Thursday, April 23, 2009

Guestimate

Why must they cost so much!!!??!!! Surely this is just the result of the engineers throwing in the cost of reconstructing Tryon, the sensitive nature of some wetlands near the University, and some crazy aerial structure that doesn't really need to be built. Also when was this estimate performed? Not when stimulus projects were coming in 30% under budget right?

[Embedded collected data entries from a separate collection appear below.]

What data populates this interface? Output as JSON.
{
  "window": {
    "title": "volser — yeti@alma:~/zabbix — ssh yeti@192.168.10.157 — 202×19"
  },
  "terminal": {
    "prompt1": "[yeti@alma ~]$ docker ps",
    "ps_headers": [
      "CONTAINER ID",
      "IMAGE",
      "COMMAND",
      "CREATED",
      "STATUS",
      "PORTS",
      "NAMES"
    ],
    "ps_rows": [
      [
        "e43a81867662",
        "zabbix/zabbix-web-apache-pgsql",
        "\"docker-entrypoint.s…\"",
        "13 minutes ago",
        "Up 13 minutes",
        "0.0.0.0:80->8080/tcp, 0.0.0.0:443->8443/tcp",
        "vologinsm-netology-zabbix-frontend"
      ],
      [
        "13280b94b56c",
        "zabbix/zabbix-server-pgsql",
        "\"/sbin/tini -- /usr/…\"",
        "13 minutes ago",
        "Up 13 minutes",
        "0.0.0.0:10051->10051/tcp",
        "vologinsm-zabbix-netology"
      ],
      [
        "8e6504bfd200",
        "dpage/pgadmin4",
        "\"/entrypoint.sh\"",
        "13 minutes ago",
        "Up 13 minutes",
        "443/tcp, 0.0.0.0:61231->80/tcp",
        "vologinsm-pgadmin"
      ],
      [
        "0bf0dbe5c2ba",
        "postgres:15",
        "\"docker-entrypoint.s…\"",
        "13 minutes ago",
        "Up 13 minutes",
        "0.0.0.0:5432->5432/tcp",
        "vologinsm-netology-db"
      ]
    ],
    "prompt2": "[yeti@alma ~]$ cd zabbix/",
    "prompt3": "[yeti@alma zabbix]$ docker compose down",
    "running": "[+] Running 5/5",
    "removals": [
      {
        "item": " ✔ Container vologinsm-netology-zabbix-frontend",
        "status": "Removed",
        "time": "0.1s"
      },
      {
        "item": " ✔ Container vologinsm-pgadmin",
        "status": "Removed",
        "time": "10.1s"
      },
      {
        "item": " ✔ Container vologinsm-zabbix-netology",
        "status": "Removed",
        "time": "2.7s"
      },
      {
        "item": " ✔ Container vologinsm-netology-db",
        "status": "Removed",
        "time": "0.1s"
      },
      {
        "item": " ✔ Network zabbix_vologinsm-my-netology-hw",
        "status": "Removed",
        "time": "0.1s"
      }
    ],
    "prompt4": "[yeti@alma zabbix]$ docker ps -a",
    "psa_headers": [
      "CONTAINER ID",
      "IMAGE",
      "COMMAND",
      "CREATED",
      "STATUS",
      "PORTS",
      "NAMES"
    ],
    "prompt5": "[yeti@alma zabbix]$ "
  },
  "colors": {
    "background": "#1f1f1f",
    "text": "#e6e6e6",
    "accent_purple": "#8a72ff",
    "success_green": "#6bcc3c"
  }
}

No one will ever build light rail if it continues to cost this much. It's ridiculous that people aren't asking harder questions to the engineers, such as do we really need that overpass there? Can we single track it here with room for double if needed later? Can we hop on another agencies train order? etc etc etc. Cut out the gold plating!

1 comment:

Bob Davis said...

The pioneer modern light rail line in the U.S., the San Diego Trolley, succeeded because it was built on a bare-bones budget. Sen. James Mills, who was the "political godfather" of the line favored (and still favors) no-frills construction: getting lines built and running at the lowest practical cost, not creating monuments for civic egos or big paydays for consultants and suppliers. Nowadays we have "public art" requirements, LRV's with sophisticated computers that always seem to have one more bug, construction standards more appropriate for a main-line railroad with 250-ton locomotives, etc.
Of course it was a lot easier a hundred years ago when Henry Huntington and his companies were building trolley lines without bureaucrats looking over their shoulders.